Il teatro degli spiriti. Shakespeare e l’aldilà
Prosegue il ciclo Teatri sovrannaturali. Le parodie della Sacra Scrittura a cura di Gianni Garrera presso la Fondazione La Rocca di Pescara, nell’ambito di FLR Incontra, con Il teatro degli spiriti. Shakespeare e l’aldilà. Dopo l’apertura a maggio con il monologo dedicato a San Francesco, Garrera proporrà un approfondimento su William Shakespeare, alla dimensione visionaria e al rapporto tra giustizia, vendetta e immaginazione dell’oltre. Un percorso in cui Amleto si scontra contro l’invenzione cattolica e misericordiosa del Purgatorio. L’opera insegue i deliri del profetismo individuale e della giurisdizione sull’aldilà, e viene illustrato il dilemma tra antica vendetta del corpo e moderno giudizio dell’anima, tra suggestioni spiritiche di motti di spirito e comicità dell’aldilà.
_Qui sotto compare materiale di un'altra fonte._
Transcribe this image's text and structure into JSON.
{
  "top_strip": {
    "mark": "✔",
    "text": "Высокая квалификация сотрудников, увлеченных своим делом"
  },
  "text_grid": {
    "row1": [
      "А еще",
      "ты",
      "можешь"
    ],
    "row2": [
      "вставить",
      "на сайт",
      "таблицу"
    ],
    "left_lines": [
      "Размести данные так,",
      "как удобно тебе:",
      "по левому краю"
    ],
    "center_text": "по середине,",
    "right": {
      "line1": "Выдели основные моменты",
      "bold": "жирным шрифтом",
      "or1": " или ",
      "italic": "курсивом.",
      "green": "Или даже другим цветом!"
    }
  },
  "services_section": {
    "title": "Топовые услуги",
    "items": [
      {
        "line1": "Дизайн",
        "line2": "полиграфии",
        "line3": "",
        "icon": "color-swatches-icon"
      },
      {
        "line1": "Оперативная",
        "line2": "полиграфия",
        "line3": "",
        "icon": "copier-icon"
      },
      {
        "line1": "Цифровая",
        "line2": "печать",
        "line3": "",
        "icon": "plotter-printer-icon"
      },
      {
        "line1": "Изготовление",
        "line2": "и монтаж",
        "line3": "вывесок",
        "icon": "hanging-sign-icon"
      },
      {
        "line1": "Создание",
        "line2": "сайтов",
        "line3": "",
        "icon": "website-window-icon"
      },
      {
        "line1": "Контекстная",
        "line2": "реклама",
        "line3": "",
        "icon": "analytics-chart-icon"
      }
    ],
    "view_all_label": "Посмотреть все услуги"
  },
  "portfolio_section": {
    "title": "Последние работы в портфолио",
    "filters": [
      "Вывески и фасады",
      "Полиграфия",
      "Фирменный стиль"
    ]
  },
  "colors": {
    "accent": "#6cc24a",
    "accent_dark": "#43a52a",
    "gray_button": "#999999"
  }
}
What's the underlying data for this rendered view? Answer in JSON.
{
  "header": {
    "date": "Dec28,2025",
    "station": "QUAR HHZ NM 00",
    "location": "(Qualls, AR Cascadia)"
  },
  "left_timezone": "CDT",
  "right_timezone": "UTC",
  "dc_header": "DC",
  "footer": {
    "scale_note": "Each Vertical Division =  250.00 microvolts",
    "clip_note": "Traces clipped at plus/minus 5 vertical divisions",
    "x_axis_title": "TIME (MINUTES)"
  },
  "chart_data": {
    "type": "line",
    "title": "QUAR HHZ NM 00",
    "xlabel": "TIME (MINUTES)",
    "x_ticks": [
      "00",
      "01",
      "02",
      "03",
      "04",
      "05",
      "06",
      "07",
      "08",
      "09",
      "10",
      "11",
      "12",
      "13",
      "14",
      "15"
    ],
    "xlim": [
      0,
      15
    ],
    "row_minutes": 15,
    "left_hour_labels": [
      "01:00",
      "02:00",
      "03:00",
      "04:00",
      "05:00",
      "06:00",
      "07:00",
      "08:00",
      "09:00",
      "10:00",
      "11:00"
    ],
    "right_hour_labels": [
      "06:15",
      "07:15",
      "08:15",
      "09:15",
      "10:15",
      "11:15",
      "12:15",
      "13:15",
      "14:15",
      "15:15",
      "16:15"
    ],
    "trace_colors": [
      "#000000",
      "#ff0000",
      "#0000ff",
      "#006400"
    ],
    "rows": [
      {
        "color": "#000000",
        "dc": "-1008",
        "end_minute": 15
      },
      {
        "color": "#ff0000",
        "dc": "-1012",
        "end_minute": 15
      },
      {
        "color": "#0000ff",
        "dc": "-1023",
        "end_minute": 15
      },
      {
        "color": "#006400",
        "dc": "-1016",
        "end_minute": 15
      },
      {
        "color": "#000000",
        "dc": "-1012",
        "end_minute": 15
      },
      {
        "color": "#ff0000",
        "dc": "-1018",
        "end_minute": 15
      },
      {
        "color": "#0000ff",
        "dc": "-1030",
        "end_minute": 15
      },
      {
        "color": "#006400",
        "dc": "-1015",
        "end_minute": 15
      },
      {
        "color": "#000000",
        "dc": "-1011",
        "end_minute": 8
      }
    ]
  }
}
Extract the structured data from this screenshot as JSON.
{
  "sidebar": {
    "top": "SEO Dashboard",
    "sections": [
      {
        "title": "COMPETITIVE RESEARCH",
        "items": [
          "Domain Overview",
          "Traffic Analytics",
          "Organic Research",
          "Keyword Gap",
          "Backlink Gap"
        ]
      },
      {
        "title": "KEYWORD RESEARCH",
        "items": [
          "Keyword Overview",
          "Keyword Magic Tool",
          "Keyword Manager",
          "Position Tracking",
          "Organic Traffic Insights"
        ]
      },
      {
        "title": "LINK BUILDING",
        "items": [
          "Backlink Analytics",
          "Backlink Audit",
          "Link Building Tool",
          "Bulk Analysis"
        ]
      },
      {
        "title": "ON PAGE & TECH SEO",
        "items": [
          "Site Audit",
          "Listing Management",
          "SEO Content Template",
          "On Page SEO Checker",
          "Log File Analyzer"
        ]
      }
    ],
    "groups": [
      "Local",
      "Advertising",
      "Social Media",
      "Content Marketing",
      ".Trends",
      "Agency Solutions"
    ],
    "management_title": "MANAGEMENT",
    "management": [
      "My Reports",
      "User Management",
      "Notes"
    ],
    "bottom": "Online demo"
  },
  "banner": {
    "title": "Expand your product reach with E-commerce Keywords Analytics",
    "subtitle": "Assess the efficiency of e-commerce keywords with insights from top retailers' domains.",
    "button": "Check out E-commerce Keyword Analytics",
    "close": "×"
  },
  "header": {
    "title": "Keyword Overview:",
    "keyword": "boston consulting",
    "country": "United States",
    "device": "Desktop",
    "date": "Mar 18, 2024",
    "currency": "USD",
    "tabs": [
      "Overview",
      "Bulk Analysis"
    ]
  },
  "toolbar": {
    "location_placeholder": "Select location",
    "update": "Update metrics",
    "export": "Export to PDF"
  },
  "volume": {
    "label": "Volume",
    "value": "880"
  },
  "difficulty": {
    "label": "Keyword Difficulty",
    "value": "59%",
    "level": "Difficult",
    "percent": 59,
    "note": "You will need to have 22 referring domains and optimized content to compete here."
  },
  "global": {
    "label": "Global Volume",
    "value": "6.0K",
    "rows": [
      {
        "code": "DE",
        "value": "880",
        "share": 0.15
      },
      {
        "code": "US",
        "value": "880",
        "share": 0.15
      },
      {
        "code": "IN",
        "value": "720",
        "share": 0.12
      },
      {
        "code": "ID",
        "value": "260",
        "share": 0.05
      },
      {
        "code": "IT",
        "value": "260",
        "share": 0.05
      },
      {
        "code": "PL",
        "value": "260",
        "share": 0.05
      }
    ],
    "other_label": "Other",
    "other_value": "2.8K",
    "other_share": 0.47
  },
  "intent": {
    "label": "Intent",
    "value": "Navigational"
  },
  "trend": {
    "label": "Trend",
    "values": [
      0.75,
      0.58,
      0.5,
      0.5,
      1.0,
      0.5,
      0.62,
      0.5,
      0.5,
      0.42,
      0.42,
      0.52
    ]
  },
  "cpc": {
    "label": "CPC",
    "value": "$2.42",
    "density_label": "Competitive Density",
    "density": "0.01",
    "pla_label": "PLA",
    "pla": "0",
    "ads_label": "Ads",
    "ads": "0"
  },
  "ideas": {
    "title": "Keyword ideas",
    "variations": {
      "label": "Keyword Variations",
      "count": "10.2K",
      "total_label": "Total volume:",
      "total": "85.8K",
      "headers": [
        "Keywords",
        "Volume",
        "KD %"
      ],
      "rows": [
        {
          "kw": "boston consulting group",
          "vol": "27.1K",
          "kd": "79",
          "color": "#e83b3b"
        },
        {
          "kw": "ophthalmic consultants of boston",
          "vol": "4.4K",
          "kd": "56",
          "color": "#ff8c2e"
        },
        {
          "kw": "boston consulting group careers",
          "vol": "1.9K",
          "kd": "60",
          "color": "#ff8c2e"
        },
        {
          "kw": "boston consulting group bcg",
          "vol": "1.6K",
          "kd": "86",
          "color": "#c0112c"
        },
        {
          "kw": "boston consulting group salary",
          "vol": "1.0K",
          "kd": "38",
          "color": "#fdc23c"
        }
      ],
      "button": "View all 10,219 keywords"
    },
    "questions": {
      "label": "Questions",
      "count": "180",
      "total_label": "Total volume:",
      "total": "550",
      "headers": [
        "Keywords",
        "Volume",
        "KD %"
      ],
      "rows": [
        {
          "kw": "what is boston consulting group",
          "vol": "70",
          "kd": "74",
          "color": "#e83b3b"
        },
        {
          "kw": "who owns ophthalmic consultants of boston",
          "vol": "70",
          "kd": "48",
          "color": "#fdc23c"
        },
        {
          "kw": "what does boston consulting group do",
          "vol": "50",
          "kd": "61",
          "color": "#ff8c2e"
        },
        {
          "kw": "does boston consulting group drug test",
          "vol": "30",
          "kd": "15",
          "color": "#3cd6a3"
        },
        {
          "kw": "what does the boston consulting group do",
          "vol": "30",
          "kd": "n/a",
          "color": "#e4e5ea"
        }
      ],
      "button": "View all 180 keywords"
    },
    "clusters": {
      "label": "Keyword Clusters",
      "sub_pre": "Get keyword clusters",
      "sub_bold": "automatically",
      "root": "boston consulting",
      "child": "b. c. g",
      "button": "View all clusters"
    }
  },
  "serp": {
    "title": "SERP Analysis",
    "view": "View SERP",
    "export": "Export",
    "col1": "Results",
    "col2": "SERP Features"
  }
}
Filologo musicale, traduttore e drammaturgo, dopo il 28 giugno, Garrera proseguirà la rassegna con altri tre appuntamenti – 26 luglio, 30 agosto e 27 settembre — tutti alle ore 18.30 e tutti a ingresso libero. La serie Teatri sovrannaturali è pensata per una definizione dell’idea di genialità in rapporto al principio fantastico della rivelazione divina, nel confronto tra i limiti della verità e l’esuberanza dell’errore, l’evidenza dei comandamenti e le immaginazioni dell’eresia nell’elaborazione del testo letterario. Si tratta di indagini sulla confusione tra rivelazione divina e invenzione personale nella letteratura moderna, sugli influssi della favola demoniaca nella pratica poetica e nelle presunzioni mistiche della fantasia.
Di mese in mese il percorso continuerà con altre figure fino a Leopardi, costruendo una riflessione sulla tensione tra norma e deviazione nella scrittura. Il 26 luglio con La resurrezione della carne. Letteratura per la salvezza, Garrera proporrà un’indagine sulle rappresentazioni del corpo e della vita dopo la fine del cosmo. Mentre il 30 agosto con Solido nulla. Gli infiniti di Giacomo Leopardi, si concentrerà sui limiti dell’infinito e del nulla. Teatri sovrannaturali terminerà il 27 settembre con La bellezza distruggerà il mondo. La fine del mondo come opera d’arte, una riflessione sulla dimensione spettacolare e rappresentativa della catastrofe finale.